Due to the complexity of the SAGA/ADA protein complex network, we reasoned that it is an ideal system to test our approach. Furthermore, partial structural information has been established for the SAGA complex, which therefore provides an objective to evaluate our method. Using electron microscopy (EM),
Wu et al (2004) determined the first low-resolution 3D model of the SAGA complex; however, this study only localized 9 of the 19 known subunits of SAGA and the DUB module was not known to be part of SAGA at that time. On the other hand, two recent studies also determined the high-resolution structure of the four subunits of the DUB module (
Kohler et al, 2010;
Samara et al, 2010). Since these studies characterized only portions of the SAGA complex, there is no complete model for the architecture of SAGA. Here, we aimed to improve our understanding of the organization of proteins within the complex as well as to identify any components missing from earlier studies.
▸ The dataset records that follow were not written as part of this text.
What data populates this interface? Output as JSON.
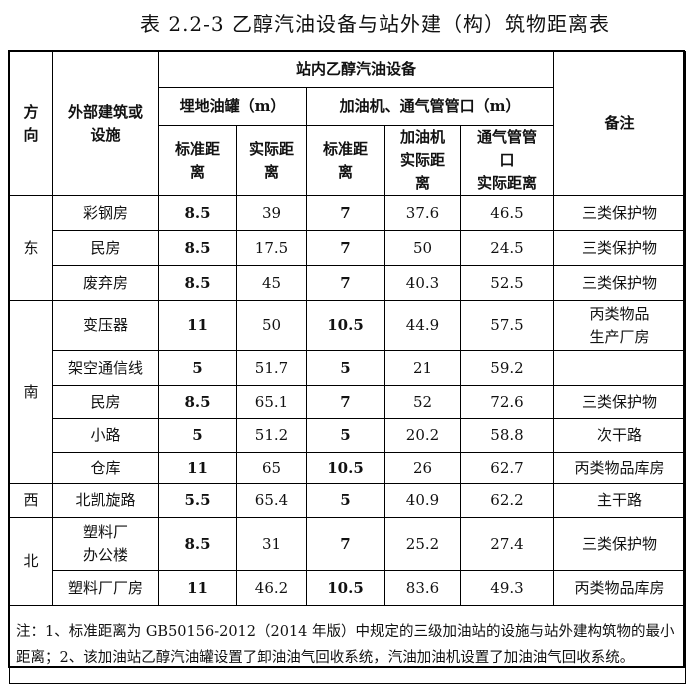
{
  "title": "表 2.2-3 乙醇汽油设备与站外建（构）筑物距离表",
  "header": {
    "direction": "方\n向",
    "facility": "外部建筑或\n设施",
    "group": "站内乙醇汽油设备",
    "tank": "埋地油罐（m）",
    "dispenser": "加油机、通气管管口（m）",
    "tank_std": "标准距\n离",
    "tank_actual": "实际距\n离",
    "disp_std": "标准距\n离",
    "disp_actual": "加油机\n实际距\n离",
    "vent_actual": "通气管管\n口\n实际距离",
    "remark": "备注"
  },
  "groups": [
    {
      "direction": "东",
      "rows": [
        {
          "facility": "彩钢房",
          "tank_std": "8.5",
          "tank_actual": "39",
          "disp_std": "7",
          "disp_actual": "37.6",
          "vent_actual": "46.5",
          "remark": "三类保护物"
        },
        {
          "facility": "民房",
          "tank_std": "8.5",
          "tank_actual": "17.5",
          "disp_std": "7",
          "disp_actual": "50",
          "vent_actual": "24.5",
          "remark": "三类保护物"
        },
        {
          "facility": "废弃房",
          "tank_std": "8.5",
          "tank_actual": "45",
          "disp_std": "7",
          "disp_actual": "40.3",
          "vent_actual": "52.5",
          "remark": "三类保护物"
        }
      ]
    },
    {
      "direction": "南",
      "rows": [
        {
          "facility": "变压器",
          "tank_std": "11",
          "tank_actual": "50",
          "disp_std": "10.5",
          "disp_actual": "44.9",
          "vent_actual": "57.5",
          "remark": "丙类物品\n生产厂房"
        },
        {
          "facility": "架空通信线",
          "tank_std": "5",
          "tank_actual": "51.7",
          "disp_std": "5",
          "disp_actual": "21",
          "vent_actual": "59.2",
          "remark": ""
        },
        {
          "facility": "民房",
          "tank_std": "8.5",
          "tank_actual": "65.1",
          "disp_std": "7",
          "disp_actual": "52",
          "vent_actual": "72.6",
          "remark": "三类保护物"
        },
        {
          "facility": "小路",
          "tank_std": "5",
          "tank_actual": "51.2",
          "disp_std": "5",
          "disp_actual": "20.2",
          "vent_actual": "58.8",
          "remark": "次干路"
        },
        {
          "facility": "仓库",
          "tank_std": "11",
          "tank_actual": "65",
          "disp_std": "10.5",
          "disp_actual": "26",
          "vent_actual": "62.7",
          "remark": "丙类物品库房"
        }
      ]
    },
    {
      "direction": "西",
      "rows": [
        {
          "facility": "北凯旋路",
          "tank_std": "5.5",
          "tank_actual": "65.4",
          "disp_std": "5",
          "disp_actual": "40.9",
          "vent_actual": "62.2",
          "remark": "主干路"
        }
      ]
    },
    {
      "direction": "北",
      "rows": [
        {
          "facility": "塑料厂\n办公楼",
          "tank_std": "8.5",
          "tank_actual": "31",
          "disp_std": "7",
          "disp_actual": "25.2",
          "vent_actual": "27.4",
          "remark": "三类保护物"
        },
        {
          "facility": "塑料厂厂房",
          "tank_std": "11",
          "tank_actual": "46.2",
          "disp_std": "10.5",
          "disp_actual": "83.6",
          "vent_actual": "49.3",
          "remark": "丙类物品库房"
        }
      ]
    }
  ],
  "note": "注：1、标准距离为 GB50156-2012（2014 年版）中规定的三级加油站的设施与站外建构筑物的最小距离；2、该加油站乙醇汽油罐设置了卸油油气回收系统，汽油加油机设置了加油油气回收系统。"
}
Using our method, we confirmed all known components of the DUB and HAT modules, and furthermore revealed that the HAT module contains an additional protein, Sgf29, that is present in all Gcn5 complexes. Sgf29 mutants resemble those in Ada2, Ada3 and Gcn5 by displaying classic ADA phenotypes (
Berger et al, 1992). We also identified a novel subunit of the ADA complex, which we termed Ahc2. The most intriguing observation revealed through our analysis is that the SAGA complex consists of five distinct modules. In addition to the previously described DUB, HAT/Core and ADA modules, we identified two novel modules, which we termed SA_SPT (i.e. Saga-associated SuPpressors of Ty) and SA_TAF (i.e. Saga-associated TATA-binding protein-associated factors). Unexpectedly, these modules, which are responsible for the different functions of the SAGA complex, are capable of assembling independently from the remaining modules of the complex.